God's Gospel is the Gospel of the Kingdom (Mar_1:14-15). Condensed, shorthand references to "the Gospel" need to be related to the "parent" definition of the Gospel provided by the early chapters of the synoptic Gospels. But that is an area of Scripture which evangelicals and the Jesus Seminar dismiss, the latter by critical excision and the former by an uncanny avoidance of the plain, simple and obvious.

It seems most odd to raise the banner of the Great Commission in Mat_28:19-20 where Jesus says "preach my Gospel" to everyone, Jew and Gentile, and then to skip the beginning of the teaching of Jesus entirely and take a gospel from individual verses in Paul, neglecting the critically important Gospel definition provided by Paul (in Act_20:25). If the Christian church is serious about following Jesus and teaching everything he commanded, it would be common sense and sound theological method to turn over one page from Matthew 28:19-20 and seek out the very first command of JesusL "Repent and believe God's Gospel about the Kingdom" -- a message which at that stage contained not a word about the death and resurrection of Jesus, added later.

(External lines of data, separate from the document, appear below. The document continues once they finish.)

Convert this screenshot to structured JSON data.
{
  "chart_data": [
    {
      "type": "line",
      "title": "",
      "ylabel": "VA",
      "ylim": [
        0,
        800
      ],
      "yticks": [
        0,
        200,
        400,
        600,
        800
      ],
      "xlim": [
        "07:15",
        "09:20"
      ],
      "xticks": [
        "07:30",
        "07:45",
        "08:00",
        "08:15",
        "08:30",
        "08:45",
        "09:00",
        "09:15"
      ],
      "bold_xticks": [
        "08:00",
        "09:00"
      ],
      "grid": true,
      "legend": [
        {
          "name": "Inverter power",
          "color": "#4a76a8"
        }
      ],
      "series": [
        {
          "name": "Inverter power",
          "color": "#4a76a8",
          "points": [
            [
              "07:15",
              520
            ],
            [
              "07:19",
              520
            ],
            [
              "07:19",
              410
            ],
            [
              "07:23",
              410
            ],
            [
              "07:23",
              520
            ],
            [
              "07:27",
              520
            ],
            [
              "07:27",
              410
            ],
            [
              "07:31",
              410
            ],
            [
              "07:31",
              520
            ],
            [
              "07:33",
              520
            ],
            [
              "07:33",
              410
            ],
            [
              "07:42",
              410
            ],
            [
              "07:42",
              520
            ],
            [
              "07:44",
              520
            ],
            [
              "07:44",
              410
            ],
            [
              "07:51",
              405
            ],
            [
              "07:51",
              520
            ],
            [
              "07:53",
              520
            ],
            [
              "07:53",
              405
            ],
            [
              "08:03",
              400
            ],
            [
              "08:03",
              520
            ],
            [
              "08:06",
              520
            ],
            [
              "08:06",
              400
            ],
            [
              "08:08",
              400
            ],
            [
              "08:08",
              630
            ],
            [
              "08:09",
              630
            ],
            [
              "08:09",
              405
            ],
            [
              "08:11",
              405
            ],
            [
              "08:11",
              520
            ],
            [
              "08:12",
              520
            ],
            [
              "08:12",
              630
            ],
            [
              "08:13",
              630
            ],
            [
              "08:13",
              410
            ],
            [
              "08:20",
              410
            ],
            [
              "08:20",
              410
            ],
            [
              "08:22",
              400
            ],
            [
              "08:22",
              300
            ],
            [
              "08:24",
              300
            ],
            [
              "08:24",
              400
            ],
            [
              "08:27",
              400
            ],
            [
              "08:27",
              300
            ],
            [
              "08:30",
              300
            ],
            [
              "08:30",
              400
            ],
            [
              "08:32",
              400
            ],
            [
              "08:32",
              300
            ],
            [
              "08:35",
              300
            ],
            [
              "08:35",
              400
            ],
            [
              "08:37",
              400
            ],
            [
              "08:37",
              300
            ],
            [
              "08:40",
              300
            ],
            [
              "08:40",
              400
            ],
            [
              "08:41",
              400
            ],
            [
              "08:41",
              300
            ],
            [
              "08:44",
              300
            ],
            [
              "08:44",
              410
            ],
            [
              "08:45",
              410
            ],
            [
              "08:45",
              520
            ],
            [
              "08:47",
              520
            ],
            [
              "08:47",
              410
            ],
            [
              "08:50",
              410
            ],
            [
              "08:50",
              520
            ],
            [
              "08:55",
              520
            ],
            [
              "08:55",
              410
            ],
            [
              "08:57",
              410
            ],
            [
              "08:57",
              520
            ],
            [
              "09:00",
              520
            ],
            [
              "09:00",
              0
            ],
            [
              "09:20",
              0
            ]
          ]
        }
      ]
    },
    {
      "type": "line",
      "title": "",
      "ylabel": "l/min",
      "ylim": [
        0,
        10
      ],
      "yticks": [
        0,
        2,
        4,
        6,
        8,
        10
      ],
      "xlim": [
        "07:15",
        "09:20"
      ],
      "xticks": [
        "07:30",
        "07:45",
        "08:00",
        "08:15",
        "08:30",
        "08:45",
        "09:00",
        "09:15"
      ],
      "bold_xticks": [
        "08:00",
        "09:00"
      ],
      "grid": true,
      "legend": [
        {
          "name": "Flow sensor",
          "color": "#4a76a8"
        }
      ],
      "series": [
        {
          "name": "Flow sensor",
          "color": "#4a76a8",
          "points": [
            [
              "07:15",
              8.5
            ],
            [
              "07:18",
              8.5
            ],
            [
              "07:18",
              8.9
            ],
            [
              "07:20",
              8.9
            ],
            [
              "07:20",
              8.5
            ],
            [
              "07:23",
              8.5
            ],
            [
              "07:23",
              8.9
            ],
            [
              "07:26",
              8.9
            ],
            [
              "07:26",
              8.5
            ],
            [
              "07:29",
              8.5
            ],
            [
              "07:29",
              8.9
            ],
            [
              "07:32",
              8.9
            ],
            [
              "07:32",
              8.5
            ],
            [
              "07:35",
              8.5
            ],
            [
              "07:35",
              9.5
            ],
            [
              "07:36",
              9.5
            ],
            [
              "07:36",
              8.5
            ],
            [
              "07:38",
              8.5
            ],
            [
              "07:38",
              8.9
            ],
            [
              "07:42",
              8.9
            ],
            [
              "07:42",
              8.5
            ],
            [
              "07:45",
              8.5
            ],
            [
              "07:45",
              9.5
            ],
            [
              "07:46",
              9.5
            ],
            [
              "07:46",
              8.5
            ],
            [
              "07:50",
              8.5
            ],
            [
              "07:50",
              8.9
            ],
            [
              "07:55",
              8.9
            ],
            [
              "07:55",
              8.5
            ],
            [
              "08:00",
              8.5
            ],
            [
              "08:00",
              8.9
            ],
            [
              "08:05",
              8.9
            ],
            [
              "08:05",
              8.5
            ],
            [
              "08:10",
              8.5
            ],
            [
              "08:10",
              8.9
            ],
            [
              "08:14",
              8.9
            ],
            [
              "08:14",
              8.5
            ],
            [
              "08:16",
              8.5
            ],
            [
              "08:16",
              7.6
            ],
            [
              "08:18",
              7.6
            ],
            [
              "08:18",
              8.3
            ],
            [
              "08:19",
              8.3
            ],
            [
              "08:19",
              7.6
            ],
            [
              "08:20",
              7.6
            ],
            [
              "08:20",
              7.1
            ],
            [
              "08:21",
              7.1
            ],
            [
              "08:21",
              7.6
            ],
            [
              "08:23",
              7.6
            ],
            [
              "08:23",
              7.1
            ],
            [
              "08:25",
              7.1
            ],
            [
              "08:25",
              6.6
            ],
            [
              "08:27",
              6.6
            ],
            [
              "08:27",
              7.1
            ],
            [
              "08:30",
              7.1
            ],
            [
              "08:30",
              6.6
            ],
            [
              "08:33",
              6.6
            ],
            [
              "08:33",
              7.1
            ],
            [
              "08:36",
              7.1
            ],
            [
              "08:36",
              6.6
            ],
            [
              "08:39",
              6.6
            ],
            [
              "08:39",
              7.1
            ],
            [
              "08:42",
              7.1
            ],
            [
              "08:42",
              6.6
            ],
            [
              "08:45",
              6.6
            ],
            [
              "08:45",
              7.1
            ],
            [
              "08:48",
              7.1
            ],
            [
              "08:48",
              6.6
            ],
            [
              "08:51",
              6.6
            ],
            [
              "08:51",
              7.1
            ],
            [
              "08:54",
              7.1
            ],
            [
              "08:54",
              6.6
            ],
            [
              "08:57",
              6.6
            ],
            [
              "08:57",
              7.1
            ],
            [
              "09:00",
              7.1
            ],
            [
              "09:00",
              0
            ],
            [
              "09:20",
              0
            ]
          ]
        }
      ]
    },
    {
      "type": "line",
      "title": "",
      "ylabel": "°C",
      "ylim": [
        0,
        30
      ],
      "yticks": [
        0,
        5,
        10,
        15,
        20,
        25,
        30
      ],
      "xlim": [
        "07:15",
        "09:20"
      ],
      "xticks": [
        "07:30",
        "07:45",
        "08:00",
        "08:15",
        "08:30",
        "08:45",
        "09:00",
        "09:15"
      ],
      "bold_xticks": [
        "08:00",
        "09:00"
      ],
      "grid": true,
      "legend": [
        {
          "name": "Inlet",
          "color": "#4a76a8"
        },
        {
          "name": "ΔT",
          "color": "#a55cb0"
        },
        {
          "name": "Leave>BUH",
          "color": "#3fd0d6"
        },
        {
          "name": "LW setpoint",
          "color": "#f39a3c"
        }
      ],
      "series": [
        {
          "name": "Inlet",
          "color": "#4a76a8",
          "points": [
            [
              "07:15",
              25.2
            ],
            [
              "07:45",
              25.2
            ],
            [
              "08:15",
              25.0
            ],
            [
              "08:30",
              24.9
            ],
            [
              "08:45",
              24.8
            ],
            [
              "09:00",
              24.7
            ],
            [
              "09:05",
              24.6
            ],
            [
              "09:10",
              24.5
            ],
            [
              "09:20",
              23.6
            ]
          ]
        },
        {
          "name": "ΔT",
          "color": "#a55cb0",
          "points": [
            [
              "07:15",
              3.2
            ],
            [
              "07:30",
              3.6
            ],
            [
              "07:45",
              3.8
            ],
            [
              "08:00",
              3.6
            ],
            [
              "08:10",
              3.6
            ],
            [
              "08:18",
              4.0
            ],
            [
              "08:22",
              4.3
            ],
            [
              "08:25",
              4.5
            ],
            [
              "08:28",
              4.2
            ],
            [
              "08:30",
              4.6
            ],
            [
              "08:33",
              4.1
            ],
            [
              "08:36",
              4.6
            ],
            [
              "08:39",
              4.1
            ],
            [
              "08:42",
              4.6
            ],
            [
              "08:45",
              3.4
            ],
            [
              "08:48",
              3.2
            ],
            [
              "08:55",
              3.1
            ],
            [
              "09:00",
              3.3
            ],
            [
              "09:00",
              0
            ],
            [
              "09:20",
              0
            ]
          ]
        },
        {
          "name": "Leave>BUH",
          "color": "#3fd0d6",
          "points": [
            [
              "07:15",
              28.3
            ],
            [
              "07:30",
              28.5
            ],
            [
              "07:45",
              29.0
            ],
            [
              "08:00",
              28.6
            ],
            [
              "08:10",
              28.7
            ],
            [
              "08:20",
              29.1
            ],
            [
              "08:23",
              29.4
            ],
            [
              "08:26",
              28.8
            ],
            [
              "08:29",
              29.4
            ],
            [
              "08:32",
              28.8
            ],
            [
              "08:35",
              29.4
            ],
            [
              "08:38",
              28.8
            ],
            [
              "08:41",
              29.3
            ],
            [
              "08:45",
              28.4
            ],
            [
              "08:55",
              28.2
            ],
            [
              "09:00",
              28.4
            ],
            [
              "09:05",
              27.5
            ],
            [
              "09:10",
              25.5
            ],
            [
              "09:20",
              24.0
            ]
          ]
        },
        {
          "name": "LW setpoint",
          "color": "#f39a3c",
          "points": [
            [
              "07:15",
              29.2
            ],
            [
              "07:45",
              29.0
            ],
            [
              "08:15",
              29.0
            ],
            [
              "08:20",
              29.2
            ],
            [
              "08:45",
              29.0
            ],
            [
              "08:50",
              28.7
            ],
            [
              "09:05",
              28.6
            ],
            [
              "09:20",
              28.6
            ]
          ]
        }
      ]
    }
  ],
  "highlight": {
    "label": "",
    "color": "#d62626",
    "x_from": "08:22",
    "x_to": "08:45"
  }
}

Let Jesus' Gospel of the Kingdom be "A." Let the sacrificial death and resurrection be "B." What business do evangelicals have substituting a part for the whole, separating "A" from "B" instead of adding "A" to "B" (as in Act_8:12), and then starting with "A"?

The Greatest Career Opportunity of All Time -- for You!

Stop and listen!

We have some spectacularly good news for you and your family. Some time in the future, Jesus of Nazareth is going to become the world's first successful super-ruler. He will totally reorganize human society, and  produce the peace on earth we all want.

Under Jesus' government, there will be no more wars, no more wars, no more feminine; no more murder, rape or theft; no more alcoholism and depression; no more divorce, and no poverty.

Does this sound too good to be true? God, the Creator of all things, has personally promised that a Golden Age for all mankind will come. He has been promising it since He first placed man on our earth. The arrival of that era of glorious peace and prosperity is guaranteed.

Nearly 2,000 years ago, Jesus came to announce the dramatically important good news concerning the future government on earth. He is coming back to take up His office as world super-ruler -- and He is now recruiting men and women to assist Him in the administration of His coming Kingdom. He wants you to be a ruler in that Kingdom.

What a tragedy if you were to allow this greatest of all career opportunities to pass you by. You can so easily neglect the information you have just been given, But don't do it. Do yourself and your family a favor. Check up on the facts. We might just have given you the greatest piece of Truth you have ever  heard!

There was a time when we did not know that Jesus wants to train men and women now for positions in the world government of the coming New Age on earth. When we found out, our lives were radically changed. We want to share with you what we have discovered about the Christian Gospel -- the Good News about God's coming world government.

There could be no greater honor. It is high time for you to be preparing, with God's help, for that position of responsibility. Your training will entail tests and trials to ensure that your character and integrity are beyond suspicion. God does not intend to allow corrupt rulership to continue anywhere on earth once His Son come to office.